# Flash Recommendations for an Existing Light Photographer



## fugu82 (Jul 16, 2013)

I don't currently carry a flash at all, and the only standard one I own is a 380EX, which actually kinda works with my 5D3, but is possibly just a little dated :-\. But occasionally I think that owning something for some discrete fill or freezing action would be nice. So what are some good options out there these days? [Doesn't have to be Canon, or cheap, so long as it plays well with my 5D3]. Thanx in advance.


----------



## RLPhoto (Jul 16, 2013)

600RT when they go on-sale Refurb @ 373$. The RT system comes into its own if you decide to pursue flash more seriously...

If not, a 430 EX II is a worthy upgrade.


----------



## markojakatri (Jul 16, 2013)

600EX RT is the best speedlite for 5D3. I have two of them, 430EX II and used to have 580EX II before. 600 is easy to use and it just works. Flash head must turn 180 degrees both sides, which 430 can't do -> 580/600 if you will buy canon.


----------



## Jay Khaos (Jul 16, 2013)

The yongnuo 500-something one that I use is basically a replica of the Canon 500-something series.... it works the same for $60. Apparently it's firing can be unpredictable (so I've heard?..), but I've literally never had a single problem.

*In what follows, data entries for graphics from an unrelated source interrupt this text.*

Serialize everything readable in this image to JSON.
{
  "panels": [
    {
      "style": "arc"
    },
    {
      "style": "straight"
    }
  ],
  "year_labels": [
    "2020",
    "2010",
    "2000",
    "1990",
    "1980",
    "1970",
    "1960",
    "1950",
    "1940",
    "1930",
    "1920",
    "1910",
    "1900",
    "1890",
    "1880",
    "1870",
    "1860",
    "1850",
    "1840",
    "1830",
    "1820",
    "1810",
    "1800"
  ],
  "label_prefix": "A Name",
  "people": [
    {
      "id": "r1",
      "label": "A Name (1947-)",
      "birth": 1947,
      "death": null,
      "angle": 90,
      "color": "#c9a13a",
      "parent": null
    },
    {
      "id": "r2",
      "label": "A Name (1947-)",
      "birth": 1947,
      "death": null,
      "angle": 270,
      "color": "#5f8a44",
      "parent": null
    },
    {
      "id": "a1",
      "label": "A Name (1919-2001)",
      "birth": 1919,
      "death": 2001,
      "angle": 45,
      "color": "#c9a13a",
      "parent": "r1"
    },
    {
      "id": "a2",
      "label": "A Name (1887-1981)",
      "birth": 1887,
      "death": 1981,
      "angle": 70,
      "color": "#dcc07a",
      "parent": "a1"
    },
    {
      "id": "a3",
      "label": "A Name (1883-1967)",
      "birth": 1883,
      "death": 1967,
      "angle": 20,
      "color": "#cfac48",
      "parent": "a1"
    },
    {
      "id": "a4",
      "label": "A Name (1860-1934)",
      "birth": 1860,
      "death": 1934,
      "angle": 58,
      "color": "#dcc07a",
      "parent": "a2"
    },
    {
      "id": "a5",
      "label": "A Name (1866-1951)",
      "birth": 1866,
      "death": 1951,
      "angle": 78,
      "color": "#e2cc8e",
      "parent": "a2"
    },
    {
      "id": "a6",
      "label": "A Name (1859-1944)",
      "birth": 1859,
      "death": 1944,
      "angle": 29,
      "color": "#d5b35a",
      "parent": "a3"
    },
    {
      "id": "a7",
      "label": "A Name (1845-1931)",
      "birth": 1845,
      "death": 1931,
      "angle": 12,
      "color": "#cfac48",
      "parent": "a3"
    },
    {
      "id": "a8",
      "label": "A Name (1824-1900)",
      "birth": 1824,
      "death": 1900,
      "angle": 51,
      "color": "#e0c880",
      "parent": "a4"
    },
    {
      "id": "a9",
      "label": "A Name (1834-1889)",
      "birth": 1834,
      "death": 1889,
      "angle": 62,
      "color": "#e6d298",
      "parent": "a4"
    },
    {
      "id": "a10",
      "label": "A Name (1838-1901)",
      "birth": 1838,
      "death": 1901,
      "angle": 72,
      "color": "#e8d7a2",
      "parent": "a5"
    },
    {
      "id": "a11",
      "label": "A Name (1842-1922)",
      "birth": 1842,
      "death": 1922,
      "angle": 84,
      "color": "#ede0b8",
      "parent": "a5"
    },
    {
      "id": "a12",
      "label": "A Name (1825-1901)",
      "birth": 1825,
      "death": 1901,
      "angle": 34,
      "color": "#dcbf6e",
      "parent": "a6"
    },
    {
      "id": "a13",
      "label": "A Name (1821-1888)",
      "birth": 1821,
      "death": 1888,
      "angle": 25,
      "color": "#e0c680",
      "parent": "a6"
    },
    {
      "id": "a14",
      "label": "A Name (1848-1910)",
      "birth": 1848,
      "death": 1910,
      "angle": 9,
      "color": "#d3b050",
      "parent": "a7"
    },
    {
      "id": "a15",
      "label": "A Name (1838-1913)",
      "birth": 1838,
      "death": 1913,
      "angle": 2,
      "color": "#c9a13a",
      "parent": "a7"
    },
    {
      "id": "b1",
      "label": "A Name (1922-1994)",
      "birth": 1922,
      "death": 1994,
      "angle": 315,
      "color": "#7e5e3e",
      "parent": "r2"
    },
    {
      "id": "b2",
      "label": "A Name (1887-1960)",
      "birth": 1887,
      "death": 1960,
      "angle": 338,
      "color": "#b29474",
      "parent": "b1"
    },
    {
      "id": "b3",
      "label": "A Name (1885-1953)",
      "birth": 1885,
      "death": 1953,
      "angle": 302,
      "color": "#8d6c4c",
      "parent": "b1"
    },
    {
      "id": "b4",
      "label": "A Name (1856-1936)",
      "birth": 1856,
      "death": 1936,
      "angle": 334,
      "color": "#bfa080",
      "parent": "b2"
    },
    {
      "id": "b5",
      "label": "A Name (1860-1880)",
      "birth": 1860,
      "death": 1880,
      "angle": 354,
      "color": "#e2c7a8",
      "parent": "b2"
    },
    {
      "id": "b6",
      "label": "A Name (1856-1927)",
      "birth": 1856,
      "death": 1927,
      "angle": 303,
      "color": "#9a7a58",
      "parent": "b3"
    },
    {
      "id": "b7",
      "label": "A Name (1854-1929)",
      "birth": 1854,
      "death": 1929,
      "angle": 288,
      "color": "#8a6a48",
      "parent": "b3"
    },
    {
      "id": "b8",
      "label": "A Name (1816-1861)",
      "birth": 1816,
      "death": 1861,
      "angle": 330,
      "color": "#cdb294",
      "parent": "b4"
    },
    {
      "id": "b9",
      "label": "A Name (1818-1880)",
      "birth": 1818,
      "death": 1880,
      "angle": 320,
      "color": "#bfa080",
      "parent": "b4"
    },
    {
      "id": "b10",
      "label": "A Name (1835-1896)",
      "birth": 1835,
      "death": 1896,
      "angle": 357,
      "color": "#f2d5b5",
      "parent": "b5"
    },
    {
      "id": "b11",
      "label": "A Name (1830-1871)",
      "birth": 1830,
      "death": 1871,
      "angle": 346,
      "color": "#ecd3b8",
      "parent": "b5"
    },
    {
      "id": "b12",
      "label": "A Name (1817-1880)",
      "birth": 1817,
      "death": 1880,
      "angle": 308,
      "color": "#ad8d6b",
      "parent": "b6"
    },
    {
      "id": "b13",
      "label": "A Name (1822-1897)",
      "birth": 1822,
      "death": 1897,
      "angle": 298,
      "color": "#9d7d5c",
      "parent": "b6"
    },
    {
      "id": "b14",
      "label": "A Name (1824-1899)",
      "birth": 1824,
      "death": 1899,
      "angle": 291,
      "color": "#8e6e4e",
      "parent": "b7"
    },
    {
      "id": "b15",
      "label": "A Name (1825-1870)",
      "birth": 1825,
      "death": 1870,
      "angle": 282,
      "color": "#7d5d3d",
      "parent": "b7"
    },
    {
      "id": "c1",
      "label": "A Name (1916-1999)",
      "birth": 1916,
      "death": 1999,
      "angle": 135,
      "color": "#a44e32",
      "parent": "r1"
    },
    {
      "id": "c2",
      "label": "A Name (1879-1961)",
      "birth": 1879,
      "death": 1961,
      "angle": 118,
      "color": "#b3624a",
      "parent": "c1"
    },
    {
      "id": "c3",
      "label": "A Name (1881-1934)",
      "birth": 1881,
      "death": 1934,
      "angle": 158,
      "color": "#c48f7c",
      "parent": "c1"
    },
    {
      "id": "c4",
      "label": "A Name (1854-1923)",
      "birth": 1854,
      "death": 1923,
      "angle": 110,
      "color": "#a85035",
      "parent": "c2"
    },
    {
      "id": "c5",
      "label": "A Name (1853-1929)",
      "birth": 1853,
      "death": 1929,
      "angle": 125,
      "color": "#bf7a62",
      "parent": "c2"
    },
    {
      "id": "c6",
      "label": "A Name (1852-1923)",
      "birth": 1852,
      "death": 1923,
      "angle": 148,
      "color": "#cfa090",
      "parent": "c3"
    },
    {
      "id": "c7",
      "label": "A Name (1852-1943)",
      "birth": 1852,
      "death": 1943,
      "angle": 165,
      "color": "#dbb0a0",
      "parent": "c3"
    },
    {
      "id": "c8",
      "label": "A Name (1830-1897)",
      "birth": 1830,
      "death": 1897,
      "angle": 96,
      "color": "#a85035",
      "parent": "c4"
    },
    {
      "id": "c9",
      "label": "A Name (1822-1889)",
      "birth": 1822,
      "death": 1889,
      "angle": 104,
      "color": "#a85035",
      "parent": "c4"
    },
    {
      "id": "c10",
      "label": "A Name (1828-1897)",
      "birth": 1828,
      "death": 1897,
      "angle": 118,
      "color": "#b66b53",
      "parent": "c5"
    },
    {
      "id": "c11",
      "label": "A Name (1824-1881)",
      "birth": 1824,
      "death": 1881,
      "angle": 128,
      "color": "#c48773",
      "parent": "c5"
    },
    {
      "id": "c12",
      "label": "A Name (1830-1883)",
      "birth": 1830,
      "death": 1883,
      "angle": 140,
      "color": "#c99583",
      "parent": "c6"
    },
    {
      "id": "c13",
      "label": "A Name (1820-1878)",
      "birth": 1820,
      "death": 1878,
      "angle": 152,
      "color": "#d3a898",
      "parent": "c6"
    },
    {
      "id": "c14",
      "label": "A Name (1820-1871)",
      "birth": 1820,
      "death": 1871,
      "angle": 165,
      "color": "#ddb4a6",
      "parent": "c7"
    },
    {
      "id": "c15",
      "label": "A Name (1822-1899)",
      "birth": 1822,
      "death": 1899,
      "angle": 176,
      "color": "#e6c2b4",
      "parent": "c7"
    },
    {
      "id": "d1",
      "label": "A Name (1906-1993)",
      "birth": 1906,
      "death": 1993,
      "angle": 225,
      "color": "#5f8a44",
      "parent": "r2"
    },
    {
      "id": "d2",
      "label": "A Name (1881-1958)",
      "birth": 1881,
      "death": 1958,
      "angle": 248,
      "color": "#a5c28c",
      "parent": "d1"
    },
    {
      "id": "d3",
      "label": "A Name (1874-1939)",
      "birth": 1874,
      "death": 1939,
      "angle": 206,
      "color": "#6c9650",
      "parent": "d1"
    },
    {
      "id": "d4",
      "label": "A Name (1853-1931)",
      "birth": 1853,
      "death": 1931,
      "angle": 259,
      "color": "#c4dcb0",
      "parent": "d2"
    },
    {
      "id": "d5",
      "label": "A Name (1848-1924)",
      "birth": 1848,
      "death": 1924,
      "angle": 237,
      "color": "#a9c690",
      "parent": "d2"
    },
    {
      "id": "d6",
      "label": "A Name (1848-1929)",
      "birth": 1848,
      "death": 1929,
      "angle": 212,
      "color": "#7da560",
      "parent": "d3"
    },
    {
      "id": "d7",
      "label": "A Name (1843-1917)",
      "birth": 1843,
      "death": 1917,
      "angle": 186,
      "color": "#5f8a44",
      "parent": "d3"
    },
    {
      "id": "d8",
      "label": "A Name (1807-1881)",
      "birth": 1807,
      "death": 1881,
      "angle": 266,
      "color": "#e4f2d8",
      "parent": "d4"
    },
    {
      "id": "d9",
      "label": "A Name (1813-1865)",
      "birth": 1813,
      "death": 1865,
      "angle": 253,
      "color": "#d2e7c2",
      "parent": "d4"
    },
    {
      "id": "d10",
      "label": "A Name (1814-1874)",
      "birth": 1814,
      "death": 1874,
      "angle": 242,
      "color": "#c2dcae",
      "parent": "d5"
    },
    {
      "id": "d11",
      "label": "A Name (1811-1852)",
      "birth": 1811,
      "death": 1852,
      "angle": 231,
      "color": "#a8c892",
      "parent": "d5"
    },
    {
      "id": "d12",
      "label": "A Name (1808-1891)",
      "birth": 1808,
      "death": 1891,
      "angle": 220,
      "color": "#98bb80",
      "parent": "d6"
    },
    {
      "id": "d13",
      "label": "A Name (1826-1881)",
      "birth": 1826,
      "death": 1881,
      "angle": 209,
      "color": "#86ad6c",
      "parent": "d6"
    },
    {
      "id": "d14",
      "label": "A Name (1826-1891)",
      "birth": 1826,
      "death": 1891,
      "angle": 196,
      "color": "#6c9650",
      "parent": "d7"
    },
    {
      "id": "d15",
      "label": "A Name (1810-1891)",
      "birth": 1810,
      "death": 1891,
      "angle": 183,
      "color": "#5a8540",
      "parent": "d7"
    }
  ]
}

Even at the $370 price of a refurbished 600RT, you can get 5 of these along with Yongnuo remote transceivers and sync cables.


----------



## fugu82 (Jul 17, 2013)

Thanx to all for the replies!


----------



## Halfrack (Jul 17, 2013)

For full featured with room to add on, the 600-EX-RT is amazing and worth every nickle. Yongnuo's work but can be hit and miss, and take a more dedicated to speedlights attitude. For the casual flash user, go the Canon route.


----------



## RGF (Jul 17, 2013)

Jay Khaos said:


> The yongnuo 500-something one that I use is basically a replica of the Canon 500-something series.... it works the same for $60. Apparently it's firing can be unpredictable (so I've heard?..), but I've literally never had a single problem.
> 
> Even at the $370 price of a refurbished 600RT, you can get 5 of these along with Yongnuo remote transceivers and sync cables.



off brands don't support E-TTL so you need to work on manual. Great for static subjects where you can experiment a lot but bad if you only get 1 chance to get it right


----------



## RGF (Jul 17, 2013)

markojakatri said:


> 600EX RT is the best speedlite for 5D3. I have two of them, 430EX II and used to have 580EX II before. 600 is easy to use and it just works. Flash head must turn 180 degrees both sides, which 430 can't do -> 580/600 if you will buy canon.



600RT or even older 580 EX II will be very useful. At $373 for refurb 600RT, grab it.


----------